There’s also so much happening locally. Cities all over the world are taking huge strides to combat heat island effect by building cooling infrastructure and planting more trees. Because transportation is the fastest-growing contributor to greenhouse gases, changing American commuting behavior can have a huge impact. And remember those 68 U.S. mayors who pledged to uphold the Paris agreement by reducing emissions and moving to renewable energy? It’s now up to 350 mayors who represent more than 65 million people in 44 states.
Schulz’s story—which eventually won a Pulitzer—ended up serving an important function. It demonstrated, through the worst-case scenario, how millions of people were horrifically unprepared for an all-but-inevitable disaster. But it obviously left readers with the feeling there is something that can be done to change that outcome, because they took action. Washington even mounted a large-scale drill in 2016 that highlighted and fixed additional flaws in the state’s emergency relief program. Two years later, the Pacific Northwest is better prepared for its next earthquake. Lives have undoubtably been saved.

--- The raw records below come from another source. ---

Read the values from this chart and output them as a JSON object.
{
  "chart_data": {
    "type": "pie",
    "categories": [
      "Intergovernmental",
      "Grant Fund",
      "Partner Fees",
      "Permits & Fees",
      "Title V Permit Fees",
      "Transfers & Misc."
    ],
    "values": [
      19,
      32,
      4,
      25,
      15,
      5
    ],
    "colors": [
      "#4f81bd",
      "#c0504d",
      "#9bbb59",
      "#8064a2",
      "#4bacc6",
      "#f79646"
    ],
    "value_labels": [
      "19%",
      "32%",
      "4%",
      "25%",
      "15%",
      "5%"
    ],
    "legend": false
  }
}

Will Wallace-Wells’s story have the same effect? A lot more people are talking online about climate change today than they were last week. You’d have to think at least some of those people will be looking for ways to take action. Unfortunately, it’s a lot harder than just ordering up some MREs on Amazon.
Yes, climate change is very bad, and yes, it’s already happening now, but collective action—meaning you and your elected officials—can change it. It’s okay to get scared. But it’s more important to get to work.